REPUBLIC OF SOUTH AFRICA

IN THE HIGH COURT OF SOUTH AFRICA

GAUTENG DIVISION, PRETORIA

 

(1) REPORTABLE: NO

(2) OF INTREST OF OTHER JUDGES: NO

(3) REVISED: YES/NO

30/12/2024

 

Case Number: 24232/2020

 

In the matter between:

 

C[...] W[...] L[...]

Applicant


and



N[...] D[...] L[...]

Respondent


JUDGMENT

 

Joyini J

 

INTRODUCTION

 

[1]  This is an opposed application in terms of Rule 43(6). Rule 43(6) provides litigants with an avenue to approach a court for a variation of its decision, on the same procedure, when there is "material change occurring in the circumstances of either party and/or the contribution towards costs proving inadequate".

 

[2]  Courts are required to consider the applicant's reasonable needs and the respondent's ability to meet them.[1] The Court will look at the financial circumstances of both parties and will make an order accordingly thereto. The Court will not make an order where luxuries are asked for in the Rule 43 application, and will only make an order for what is essential.

 

[3]  Affordability on the part of the respondent is an issue as he claimed to be unemployed. The applicant is also unemployed.

 

[4]  Both parties submitted written heads of argument in addition to their oral submissions. Where appropriate, I have relied on the written heads in crafting this judgment.

 

BACKGROUND FACTS

 

[5]  The following facts underlie this application: The applicant and the respondent ("the parties") got married to each other on 29 July 1995. The marriage relationship still subsists. The marriage is out of community of property, with the exclusion of the accrual system. The parties, in their marriage relationship, are blessed with two children who have already reached majority/adult age. The applicant moved out of the marital home around June 2020 and instituted divorce proceedings on or about 25 June 2020. The evidence is that both parties have moved on with their lives since they separated in June 2020.

 

[6]  It is also common cause that the respondent has always maintained the applicant at a somewhat opulent living standard.

 

ISSUES FOR DETERMINATION AND RELIEF SOUGHT

 

[7]  The applicant seeks a further contribution towards her legal costs and an increase in the amount of maintenance payable by the respondent to the applicant. The initial Rule 43 order granted on 13 November 2020 allowed for R22 500 monthly maintenance payable by the respondent to the applicant and a contribution of R20 000 by the respondent to the applicant for her legal costs.[2] It is common cause that the applicant seeks a variation of a maintenance order previously issued under Rule 43 of the Uniform Rules.

 

[8]  The applicant seeks an order under Rule 43 of the Uniform Rules of Court, in the following terms: That the respondent be directed to pay maintenance for the applicant in the amount of R35 000 per month plus R660 000 as further contribution towards her legal costs; that the respondent be ordered to continue making payment to the applicant of the monthly subscription required by Discovery Health for the applicant's Hospital plan; and that the respondent be directed to pay costs for the application.

 

POINT IN LIMINE AND DISCRETION TO ALLOW FURTHER AFFIDAVITS

 

[9]  The respondent is opposing the order sought by the applicant. He also raised a point in limine, taking issue with the filing of the applicant's supplementary and further supplementary affidavits. This became an issue when the applicant was seeking the Court to exercise its discretion in terms of Rule 43(5) and grant her leave to file the applicant's supplementary and further supplementary affidavits.

 

[10]  A point in limine of this nature, like the one raised in paragraph 9 above was dealt with properly in the following paragraphs of S N v S R[3]:

"[5] It is well accepted that Rule 43 proceedings are interim in nature pending the resolution of the main divorce action. The premise is expeditious intervention by the courts to alleviate the adverse realities faced by claimants, usually women, who find themselves impoverished when litigating against their spouses who have, historically, always had and still do have stronger financial positions in divorce proceedings.[4]

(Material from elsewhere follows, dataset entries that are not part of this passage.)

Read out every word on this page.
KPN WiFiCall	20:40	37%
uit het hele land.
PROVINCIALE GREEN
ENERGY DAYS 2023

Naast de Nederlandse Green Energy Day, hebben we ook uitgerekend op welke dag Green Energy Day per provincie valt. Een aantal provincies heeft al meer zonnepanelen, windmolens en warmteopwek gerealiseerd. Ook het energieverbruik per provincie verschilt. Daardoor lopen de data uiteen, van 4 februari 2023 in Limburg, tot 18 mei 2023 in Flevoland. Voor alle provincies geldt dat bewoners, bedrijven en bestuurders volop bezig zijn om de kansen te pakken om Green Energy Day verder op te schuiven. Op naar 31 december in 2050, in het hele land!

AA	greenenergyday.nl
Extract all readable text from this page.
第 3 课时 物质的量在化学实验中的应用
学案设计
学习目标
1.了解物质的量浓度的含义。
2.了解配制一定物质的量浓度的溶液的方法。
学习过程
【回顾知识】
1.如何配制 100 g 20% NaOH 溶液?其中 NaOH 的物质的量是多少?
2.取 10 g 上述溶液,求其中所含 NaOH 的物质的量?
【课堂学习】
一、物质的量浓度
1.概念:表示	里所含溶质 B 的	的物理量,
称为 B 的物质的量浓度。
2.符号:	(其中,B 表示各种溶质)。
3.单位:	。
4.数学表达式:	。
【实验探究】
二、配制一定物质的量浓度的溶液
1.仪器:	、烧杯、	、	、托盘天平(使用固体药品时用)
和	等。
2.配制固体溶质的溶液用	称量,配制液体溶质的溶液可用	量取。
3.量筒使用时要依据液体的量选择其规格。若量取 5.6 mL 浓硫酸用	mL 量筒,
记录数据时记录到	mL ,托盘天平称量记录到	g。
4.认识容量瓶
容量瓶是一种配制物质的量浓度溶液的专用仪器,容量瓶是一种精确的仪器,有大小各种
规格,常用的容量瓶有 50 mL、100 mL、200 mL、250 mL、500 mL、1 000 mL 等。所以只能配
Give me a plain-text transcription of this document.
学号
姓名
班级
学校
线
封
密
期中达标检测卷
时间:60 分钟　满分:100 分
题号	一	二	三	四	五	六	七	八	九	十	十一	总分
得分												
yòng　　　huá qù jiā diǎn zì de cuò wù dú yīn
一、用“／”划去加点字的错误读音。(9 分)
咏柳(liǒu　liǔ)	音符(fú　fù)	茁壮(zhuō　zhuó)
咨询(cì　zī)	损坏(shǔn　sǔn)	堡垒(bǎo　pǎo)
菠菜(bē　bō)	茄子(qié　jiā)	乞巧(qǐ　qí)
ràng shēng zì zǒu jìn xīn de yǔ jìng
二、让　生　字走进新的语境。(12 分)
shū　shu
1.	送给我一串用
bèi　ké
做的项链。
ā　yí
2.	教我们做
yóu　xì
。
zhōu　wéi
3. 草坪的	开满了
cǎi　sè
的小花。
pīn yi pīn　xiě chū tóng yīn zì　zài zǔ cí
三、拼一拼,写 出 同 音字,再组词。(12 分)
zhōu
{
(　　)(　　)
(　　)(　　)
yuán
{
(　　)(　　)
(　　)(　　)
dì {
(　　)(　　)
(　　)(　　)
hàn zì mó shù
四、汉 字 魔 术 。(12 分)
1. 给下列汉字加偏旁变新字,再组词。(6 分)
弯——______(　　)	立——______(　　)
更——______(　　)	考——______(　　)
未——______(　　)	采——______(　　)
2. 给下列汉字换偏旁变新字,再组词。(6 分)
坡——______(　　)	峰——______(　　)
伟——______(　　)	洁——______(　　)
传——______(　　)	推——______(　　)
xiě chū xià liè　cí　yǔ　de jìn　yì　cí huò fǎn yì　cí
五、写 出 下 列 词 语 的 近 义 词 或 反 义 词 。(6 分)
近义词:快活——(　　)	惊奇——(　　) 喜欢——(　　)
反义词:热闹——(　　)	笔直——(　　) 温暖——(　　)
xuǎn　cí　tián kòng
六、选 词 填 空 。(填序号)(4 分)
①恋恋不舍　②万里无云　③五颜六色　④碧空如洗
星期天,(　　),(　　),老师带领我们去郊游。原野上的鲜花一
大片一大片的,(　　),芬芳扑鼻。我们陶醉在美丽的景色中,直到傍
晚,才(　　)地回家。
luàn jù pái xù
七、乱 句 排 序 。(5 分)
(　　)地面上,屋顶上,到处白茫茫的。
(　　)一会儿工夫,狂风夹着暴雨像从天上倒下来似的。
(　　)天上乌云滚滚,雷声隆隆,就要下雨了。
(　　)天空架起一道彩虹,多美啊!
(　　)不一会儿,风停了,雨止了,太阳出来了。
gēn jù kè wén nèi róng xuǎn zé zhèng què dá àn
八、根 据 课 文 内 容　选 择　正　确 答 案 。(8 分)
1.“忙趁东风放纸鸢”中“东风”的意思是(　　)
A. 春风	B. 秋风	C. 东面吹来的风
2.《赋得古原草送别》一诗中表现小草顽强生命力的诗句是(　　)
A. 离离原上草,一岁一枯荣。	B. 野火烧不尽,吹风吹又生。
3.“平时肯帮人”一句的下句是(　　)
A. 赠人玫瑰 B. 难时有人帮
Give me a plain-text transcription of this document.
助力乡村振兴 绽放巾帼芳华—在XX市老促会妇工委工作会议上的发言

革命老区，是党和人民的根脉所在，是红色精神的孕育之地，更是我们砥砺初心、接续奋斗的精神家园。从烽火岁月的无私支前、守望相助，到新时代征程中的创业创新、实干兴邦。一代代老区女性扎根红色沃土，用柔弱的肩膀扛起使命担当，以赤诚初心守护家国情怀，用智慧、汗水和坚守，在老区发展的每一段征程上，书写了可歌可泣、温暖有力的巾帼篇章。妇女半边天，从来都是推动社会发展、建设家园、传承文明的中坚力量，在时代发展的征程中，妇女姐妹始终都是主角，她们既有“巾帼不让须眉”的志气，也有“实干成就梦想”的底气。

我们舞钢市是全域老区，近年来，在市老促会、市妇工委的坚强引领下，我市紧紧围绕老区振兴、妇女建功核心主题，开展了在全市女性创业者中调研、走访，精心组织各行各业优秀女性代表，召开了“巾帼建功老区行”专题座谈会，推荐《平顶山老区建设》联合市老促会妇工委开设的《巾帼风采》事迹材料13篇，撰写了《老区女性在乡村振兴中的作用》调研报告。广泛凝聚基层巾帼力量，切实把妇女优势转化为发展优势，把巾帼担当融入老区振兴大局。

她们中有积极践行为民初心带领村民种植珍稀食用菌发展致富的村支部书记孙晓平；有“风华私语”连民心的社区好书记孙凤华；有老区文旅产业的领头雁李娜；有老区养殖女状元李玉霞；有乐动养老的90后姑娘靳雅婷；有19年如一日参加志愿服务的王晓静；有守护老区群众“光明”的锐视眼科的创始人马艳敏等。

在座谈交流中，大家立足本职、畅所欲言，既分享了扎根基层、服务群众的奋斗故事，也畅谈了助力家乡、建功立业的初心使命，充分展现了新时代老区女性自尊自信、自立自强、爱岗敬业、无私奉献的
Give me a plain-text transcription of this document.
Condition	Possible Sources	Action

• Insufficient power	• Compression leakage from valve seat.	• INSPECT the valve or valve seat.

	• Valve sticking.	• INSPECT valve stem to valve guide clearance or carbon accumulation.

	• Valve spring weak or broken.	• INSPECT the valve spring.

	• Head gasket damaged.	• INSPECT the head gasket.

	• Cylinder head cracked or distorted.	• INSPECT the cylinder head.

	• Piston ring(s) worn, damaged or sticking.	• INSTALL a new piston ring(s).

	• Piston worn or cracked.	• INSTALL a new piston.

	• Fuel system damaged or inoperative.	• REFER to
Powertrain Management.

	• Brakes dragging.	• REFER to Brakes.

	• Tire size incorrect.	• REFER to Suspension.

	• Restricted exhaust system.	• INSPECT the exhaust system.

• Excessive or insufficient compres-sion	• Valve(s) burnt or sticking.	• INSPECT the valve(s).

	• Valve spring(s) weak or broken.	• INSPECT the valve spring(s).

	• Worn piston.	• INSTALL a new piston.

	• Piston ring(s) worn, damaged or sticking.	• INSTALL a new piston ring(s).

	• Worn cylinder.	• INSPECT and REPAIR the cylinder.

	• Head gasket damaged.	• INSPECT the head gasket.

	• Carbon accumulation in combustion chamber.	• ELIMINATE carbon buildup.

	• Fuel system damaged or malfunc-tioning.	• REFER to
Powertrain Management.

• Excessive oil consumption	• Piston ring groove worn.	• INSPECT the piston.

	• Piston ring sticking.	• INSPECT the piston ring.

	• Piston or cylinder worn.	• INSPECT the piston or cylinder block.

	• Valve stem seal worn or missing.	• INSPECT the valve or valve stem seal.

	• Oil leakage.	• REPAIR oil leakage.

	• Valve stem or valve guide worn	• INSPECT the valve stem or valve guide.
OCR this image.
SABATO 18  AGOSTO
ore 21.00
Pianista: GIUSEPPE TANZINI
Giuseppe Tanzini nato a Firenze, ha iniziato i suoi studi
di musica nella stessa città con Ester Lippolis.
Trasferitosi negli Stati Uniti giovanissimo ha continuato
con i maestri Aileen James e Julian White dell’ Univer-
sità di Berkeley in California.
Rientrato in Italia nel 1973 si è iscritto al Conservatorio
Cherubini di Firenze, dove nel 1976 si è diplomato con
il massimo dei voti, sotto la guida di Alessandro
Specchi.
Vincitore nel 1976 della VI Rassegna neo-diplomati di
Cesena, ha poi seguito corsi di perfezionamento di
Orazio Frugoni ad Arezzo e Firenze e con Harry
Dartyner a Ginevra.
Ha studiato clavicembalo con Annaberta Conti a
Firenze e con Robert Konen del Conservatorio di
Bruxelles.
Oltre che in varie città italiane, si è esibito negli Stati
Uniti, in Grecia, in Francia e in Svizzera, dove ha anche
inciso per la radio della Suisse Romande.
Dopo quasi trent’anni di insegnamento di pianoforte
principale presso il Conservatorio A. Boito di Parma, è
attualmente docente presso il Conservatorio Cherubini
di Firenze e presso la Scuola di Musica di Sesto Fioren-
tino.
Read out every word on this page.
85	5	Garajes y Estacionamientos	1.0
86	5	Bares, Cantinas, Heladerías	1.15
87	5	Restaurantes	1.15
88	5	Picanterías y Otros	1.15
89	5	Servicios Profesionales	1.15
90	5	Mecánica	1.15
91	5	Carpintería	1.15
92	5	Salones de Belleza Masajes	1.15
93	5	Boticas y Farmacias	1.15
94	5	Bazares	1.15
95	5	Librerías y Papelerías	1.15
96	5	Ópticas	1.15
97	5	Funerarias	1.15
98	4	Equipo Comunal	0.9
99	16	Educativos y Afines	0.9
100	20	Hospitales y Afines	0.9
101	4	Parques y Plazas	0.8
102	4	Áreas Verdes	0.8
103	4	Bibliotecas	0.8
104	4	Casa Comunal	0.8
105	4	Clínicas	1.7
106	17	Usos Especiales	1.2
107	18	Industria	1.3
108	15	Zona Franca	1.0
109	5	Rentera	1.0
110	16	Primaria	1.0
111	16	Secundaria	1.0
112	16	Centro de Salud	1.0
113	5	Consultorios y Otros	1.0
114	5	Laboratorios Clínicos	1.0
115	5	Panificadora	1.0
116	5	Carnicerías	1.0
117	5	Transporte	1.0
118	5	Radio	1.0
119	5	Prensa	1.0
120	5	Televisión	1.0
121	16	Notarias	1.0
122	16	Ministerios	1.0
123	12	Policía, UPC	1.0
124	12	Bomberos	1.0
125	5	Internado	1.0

[6]  The procedure is straightforward as the applicant seeking interim relief is required, in terms of Rule 43(2)(a), to do so on notice with a "sworn statement in the nature of a declaration, setting out the relief claimed and the grounds therefor,

..." A respondent wishing to oppose the application is required by Rule 43(3)(a) to deliver "a sworn reply in the nature of a plea." The parties are expected to file concise affidavits and to avoid prolixity.[5]

[7]  Instructively, Rule 43 does not provide for the filing of replying affidavits as of right. Moreover, the Court does not have a discretion to permit departure from the strict provisions of Rule 43(2) and (3) unless it decided to call for further evidence in terms of Rule 43(5).[6]

[8] In this case, that applicant, without leave of the court, filed a supplementary affidavit in response to the a/legations in the respondent's answering affidavit. This step is impugned by the respondent as irregular. In response, the applicant contends that she is seeking the Court to exercise its discretion in terms of Rule 43(5) and grant her leave to file a supplementary affidavit.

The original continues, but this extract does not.